The MFA exhibition is the first museum show ever devoted to the subject of Degas’s career-long engagement with the naked human form. Organized by the MFA’s outgoing chairman of the Art of Europe, George Shackelford, along with the Musee d’Orsay’s Xavier Rey, it contains 160 works, more than a third of them lent by the Paris museum (where the show will open in March).
From the 1870s until about 10 years before his death in 1917, Degas knocked out one magnificently drawn, gauchely posed female nude after another. Only the means and the materials changed - charcoal, pastel, paint, monotype, lithograph, clay, pastel on monotype, and so on.
These now look like some of the greatest nudes in the history of Western art. Picking up on cultural currents that were gaining momentum in the mid-19th century, Degas aggressively stripped away centuries of idealization, sentimentality, and pomposity to reveal the female form as it was.

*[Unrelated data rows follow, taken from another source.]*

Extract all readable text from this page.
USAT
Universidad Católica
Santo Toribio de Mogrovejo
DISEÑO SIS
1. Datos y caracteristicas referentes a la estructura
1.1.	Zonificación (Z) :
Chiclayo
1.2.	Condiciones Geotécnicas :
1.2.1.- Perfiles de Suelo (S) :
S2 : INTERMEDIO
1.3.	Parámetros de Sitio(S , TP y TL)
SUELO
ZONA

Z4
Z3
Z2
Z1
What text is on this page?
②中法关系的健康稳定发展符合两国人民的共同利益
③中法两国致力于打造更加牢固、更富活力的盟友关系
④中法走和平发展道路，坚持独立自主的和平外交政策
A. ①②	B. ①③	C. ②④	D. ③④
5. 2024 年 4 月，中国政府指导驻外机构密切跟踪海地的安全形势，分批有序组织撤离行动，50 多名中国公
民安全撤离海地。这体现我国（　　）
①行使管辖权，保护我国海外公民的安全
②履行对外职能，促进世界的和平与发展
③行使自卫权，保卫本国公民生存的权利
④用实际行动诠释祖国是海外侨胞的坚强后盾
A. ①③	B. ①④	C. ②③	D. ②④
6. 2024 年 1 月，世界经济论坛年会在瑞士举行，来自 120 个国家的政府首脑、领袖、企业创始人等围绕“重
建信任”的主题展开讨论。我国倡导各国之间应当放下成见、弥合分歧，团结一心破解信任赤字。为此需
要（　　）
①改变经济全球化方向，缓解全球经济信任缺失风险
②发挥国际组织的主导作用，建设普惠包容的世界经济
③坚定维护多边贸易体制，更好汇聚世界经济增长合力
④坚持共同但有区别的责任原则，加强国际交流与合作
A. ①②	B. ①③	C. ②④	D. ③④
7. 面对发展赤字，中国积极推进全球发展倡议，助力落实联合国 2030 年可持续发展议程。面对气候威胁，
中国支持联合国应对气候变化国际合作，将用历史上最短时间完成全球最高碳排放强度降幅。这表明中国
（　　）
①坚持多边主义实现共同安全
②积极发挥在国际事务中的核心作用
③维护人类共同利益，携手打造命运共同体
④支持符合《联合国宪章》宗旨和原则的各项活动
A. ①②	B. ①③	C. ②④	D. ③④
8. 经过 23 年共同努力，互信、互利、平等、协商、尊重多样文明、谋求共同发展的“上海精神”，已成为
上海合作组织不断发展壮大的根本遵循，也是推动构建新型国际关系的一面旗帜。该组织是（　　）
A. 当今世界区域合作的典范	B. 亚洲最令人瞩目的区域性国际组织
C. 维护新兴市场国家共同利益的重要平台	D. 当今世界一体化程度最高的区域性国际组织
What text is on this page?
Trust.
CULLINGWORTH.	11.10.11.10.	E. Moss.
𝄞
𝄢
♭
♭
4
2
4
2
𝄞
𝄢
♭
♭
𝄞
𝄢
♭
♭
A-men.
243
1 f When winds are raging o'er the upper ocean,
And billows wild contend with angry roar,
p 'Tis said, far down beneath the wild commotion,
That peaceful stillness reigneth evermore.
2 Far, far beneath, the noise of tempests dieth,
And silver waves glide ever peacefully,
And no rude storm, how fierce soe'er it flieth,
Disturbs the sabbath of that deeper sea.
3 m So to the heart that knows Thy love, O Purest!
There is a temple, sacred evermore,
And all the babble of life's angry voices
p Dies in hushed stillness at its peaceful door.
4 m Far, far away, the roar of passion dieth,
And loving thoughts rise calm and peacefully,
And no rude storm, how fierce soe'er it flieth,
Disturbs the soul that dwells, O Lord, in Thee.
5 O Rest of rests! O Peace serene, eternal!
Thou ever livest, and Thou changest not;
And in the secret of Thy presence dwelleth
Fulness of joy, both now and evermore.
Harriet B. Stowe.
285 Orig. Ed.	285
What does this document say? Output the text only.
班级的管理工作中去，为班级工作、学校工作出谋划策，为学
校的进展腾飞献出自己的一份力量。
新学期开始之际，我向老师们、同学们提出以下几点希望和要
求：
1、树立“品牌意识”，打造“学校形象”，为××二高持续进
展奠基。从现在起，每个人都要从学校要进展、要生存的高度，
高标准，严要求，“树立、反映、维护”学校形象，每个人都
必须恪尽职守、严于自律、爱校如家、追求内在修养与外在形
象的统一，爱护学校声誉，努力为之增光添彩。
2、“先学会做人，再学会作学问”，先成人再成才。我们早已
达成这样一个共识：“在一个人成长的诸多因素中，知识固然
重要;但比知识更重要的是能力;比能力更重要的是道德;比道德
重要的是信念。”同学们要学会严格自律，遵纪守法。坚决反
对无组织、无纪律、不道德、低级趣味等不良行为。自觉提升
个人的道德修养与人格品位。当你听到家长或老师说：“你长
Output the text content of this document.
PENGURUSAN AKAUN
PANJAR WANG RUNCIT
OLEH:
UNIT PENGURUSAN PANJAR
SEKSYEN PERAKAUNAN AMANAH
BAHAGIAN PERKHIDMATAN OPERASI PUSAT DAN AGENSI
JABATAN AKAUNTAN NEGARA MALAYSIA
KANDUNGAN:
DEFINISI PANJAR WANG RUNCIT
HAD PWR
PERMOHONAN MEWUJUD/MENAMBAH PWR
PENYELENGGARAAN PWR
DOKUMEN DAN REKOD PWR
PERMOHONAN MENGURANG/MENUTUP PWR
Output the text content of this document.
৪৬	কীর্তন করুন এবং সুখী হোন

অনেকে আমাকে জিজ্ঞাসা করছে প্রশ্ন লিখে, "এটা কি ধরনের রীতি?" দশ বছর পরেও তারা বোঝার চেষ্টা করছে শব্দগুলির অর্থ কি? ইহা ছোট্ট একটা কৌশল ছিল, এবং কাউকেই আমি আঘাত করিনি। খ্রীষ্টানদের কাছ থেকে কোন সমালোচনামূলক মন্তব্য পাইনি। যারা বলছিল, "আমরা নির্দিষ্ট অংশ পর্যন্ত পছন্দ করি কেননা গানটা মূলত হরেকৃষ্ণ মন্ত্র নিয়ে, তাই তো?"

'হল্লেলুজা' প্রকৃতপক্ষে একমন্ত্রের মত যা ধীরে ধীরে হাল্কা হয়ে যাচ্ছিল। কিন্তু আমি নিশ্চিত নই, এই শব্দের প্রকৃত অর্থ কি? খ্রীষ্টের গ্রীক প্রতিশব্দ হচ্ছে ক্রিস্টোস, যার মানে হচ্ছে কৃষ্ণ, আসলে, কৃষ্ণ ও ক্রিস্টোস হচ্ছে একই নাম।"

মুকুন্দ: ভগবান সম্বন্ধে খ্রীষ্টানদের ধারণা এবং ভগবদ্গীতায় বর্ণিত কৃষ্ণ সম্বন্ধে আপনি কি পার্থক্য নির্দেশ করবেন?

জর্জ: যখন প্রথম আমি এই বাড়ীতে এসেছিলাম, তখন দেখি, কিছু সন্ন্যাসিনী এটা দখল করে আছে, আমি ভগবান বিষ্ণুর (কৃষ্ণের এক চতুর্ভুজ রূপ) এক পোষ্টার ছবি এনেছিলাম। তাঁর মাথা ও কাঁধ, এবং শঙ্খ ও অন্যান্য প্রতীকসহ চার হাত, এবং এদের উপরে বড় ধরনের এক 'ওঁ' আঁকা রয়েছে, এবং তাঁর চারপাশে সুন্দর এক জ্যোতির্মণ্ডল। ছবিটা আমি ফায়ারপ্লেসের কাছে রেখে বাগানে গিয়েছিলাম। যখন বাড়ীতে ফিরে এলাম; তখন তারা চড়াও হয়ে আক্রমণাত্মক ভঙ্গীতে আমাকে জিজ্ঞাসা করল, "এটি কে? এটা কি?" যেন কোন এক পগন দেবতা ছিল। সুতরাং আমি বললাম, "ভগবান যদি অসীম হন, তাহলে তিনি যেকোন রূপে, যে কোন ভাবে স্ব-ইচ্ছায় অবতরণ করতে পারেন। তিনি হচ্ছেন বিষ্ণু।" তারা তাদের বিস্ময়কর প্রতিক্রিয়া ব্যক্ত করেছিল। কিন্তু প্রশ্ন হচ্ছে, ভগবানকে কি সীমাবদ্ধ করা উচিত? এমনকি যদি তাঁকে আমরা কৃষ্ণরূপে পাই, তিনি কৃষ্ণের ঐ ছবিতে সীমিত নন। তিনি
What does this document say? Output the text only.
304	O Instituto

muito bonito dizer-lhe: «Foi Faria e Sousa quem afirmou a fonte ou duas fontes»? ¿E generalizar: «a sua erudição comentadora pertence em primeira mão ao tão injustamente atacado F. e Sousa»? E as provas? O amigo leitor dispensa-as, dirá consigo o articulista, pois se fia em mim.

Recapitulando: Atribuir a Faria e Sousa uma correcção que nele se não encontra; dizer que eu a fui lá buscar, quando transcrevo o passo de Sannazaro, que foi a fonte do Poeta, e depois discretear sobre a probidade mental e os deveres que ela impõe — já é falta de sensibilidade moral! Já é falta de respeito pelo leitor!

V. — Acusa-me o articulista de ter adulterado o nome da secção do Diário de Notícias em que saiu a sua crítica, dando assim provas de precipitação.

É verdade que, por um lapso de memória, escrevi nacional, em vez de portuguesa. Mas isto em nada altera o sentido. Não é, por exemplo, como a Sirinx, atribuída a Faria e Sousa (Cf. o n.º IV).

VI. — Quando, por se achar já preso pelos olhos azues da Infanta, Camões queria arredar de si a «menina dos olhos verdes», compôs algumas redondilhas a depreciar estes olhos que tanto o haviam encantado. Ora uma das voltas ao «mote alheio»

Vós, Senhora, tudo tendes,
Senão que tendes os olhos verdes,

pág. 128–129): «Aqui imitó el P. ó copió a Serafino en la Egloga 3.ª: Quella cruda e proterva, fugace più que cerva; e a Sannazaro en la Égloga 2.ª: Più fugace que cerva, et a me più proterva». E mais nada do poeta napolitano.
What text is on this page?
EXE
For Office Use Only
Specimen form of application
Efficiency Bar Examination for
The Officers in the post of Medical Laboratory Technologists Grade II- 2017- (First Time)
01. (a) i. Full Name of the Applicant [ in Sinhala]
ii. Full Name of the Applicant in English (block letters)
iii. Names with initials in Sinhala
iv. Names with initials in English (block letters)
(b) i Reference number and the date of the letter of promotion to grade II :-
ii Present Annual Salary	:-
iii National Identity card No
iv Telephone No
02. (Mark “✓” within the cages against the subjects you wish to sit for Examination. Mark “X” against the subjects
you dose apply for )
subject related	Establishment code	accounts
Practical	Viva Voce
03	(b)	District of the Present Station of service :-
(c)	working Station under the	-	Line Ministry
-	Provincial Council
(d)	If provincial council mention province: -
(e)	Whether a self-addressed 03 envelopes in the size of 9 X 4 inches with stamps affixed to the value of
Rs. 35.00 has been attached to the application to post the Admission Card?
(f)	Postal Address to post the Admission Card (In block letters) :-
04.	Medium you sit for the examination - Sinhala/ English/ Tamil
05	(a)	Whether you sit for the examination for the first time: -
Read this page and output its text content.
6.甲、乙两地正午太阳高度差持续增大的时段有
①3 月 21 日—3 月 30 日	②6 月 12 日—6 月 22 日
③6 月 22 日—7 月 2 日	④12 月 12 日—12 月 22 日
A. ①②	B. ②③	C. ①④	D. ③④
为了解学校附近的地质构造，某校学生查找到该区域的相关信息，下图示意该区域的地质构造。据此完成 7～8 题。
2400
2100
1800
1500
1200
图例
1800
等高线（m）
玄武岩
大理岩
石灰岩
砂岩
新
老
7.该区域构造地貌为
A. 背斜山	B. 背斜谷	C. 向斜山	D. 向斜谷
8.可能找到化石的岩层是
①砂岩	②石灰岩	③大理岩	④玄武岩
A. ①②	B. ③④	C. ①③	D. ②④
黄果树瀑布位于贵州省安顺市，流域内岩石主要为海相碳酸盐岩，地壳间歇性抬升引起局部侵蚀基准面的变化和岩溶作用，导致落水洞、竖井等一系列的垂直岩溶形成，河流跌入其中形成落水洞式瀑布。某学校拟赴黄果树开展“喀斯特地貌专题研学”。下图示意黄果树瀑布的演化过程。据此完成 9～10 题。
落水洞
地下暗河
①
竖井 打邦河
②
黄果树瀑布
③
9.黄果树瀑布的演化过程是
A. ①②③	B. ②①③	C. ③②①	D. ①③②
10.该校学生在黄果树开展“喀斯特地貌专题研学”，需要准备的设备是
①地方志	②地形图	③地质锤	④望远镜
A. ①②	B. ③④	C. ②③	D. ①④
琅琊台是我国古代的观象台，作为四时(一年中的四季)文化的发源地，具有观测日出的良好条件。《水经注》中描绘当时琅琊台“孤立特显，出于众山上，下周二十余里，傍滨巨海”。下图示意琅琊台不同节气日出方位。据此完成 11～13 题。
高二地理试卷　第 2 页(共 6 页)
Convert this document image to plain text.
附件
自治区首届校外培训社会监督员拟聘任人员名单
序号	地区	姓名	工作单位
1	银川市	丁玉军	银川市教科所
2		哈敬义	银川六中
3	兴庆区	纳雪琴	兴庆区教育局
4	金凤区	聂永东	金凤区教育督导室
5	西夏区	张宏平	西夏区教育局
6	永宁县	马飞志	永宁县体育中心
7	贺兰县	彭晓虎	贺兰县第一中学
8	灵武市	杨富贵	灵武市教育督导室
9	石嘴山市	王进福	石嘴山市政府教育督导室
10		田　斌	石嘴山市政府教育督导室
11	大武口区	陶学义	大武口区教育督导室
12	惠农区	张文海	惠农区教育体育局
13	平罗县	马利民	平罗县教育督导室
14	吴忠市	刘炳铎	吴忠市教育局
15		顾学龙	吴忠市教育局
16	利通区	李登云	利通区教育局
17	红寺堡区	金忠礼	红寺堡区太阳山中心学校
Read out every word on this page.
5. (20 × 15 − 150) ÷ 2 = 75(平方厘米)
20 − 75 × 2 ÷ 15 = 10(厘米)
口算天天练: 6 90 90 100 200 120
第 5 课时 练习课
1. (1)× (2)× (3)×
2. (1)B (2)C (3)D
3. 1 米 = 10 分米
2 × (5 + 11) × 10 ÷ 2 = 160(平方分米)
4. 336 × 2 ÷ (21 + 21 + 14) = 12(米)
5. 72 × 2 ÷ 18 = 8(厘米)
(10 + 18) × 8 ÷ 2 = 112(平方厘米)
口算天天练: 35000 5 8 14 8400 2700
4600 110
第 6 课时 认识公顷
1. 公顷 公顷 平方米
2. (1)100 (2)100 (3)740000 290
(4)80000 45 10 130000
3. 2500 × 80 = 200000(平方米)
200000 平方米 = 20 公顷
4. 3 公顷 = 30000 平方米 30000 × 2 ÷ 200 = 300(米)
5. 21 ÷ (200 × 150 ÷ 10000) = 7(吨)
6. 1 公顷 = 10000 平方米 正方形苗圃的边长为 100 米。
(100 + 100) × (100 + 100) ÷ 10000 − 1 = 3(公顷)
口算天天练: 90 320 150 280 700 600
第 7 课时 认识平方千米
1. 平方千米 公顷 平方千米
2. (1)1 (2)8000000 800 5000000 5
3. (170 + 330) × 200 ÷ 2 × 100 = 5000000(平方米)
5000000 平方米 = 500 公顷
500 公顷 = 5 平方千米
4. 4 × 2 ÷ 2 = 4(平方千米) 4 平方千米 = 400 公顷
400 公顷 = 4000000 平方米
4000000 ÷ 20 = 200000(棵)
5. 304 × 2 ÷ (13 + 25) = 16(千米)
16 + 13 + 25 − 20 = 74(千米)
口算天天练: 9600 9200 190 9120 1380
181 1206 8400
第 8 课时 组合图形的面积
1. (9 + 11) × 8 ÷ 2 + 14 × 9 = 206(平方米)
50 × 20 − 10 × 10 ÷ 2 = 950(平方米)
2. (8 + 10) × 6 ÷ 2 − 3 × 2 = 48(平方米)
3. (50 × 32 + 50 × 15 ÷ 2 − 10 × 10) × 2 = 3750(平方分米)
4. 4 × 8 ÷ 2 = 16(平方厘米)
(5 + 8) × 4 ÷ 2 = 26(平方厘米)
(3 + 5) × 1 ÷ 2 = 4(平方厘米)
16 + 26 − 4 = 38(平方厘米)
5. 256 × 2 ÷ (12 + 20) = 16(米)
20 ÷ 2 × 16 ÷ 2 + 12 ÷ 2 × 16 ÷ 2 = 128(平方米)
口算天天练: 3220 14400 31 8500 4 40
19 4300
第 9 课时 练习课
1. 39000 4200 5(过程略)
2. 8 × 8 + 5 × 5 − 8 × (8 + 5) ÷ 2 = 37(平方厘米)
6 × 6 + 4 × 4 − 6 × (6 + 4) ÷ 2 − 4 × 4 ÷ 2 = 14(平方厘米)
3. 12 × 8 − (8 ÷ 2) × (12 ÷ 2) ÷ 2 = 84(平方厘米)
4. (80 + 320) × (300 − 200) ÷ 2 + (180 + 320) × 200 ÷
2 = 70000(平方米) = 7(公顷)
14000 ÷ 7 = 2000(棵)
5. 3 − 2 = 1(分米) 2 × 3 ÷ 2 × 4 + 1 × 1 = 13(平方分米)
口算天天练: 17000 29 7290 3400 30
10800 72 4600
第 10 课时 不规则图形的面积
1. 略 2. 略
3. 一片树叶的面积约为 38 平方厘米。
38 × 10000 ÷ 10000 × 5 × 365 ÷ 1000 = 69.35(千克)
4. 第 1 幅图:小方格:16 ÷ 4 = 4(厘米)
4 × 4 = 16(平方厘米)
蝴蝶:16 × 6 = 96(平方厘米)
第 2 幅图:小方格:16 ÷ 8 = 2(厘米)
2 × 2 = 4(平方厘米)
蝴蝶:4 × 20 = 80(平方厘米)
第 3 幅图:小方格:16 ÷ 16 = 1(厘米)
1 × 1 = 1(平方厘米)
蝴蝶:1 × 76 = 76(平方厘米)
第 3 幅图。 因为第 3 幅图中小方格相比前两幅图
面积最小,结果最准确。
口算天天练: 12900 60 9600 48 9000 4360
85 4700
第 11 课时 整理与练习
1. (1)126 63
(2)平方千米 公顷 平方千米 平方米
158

There was, however, an obsessiveness about the endeavor that can be disconcerting. You sense pride in Degas’s refusal to prettify, and relish in the way he continually contrived the most awkward-looking poses for his models. Right from the beginning, people described them as brutal, cruel, animalistic.
But Degas’s almost machine-like detachment is in constant tension with a sustained engagement that is sensual, marveling, and tactile. The effect, aesthetically, is a hot and cold dynamic unlike anything else in art.
Degas was the oldest of five children (three others died in infancy). His mother, worn out by child-bearing, died when he was 13. He was a lifelong bachelor who said he wanted to be “illustrious and unknown.’’
He had, according to biographer Roy McMullen, “an ironic intelligence and veiled morosity.’’ Unlike his friend and rival, Édouard Manet, who adored women (just as they seemed to adore him), Degas’s relationships with women were difficult to characterize.